Researchers found the trove of glass plates wrapped in brown paper and tied with string in storage at London’s Hulton Archive. Originally snapped well over a century ago and an ocean away, they debunk any notion that Britons of African heritage were all but invisible in 19th-century society.
Life-size black-and-white prints are interspersed with small snapshots, some culled from privately owned collections. They show ordinary people and a few minor celebrities posing for portraits in their Sunday best. Sequential shots capture a few playfully mugging for the box cameras that made the images, just as today’s wedding guests might goof around in a festive photo booth.

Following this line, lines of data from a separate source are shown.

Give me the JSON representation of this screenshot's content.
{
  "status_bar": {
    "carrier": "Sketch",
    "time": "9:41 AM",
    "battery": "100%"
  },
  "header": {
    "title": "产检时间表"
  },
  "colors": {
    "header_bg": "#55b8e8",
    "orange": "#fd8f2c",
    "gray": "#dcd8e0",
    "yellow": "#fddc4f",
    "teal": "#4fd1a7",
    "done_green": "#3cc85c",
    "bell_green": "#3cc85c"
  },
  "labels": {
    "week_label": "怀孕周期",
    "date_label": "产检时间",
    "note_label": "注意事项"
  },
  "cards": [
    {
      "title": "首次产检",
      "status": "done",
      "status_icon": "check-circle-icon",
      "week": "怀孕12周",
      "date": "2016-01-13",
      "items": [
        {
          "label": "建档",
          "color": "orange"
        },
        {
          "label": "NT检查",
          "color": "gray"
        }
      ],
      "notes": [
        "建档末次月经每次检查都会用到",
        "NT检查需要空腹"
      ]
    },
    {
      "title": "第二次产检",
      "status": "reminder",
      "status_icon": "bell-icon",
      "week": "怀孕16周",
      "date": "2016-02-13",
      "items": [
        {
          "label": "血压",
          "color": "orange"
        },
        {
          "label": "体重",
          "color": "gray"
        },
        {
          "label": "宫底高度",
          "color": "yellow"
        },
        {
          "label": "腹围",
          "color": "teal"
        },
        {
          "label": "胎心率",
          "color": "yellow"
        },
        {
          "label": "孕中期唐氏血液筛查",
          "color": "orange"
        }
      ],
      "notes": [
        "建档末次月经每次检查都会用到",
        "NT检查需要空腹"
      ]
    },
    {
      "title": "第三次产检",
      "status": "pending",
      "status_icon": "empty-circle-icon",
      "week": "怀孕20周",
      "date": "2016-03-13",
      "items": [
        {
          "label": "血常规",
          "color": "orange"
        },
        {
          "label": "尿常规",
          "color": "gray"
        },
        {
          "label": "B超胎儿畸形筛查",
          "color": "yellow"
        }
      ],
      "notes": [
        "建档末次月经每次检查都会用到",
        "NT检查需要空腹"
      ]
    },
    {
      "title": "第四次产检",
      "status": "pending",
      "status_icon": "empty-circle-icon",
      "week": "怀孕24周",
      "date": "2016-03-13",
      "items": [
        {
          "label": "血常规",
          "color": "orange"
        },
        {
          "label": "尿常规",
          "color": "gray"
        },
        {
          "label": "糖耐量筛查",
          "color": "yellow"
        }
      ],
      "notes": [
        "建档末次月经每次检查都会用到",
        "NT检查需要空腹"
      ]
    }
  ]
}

Together, they help write what Grant calls “a missing chapter” — that blacks of the era not only were very present in daily public life, but also prospered and enjoyed a certain dignity and social status.
Many of the more than 100 photographs on display were taken for “cartes de visite,” or calling cards: small, wildly popular postcards with an emblematic image and a splash of text. Much like a modern Facebook profile, they were designed to sum up the essence of a person.
“How many of these stories were hidden in the attic and never saw the light of day? Look what was covered up,” said Grant.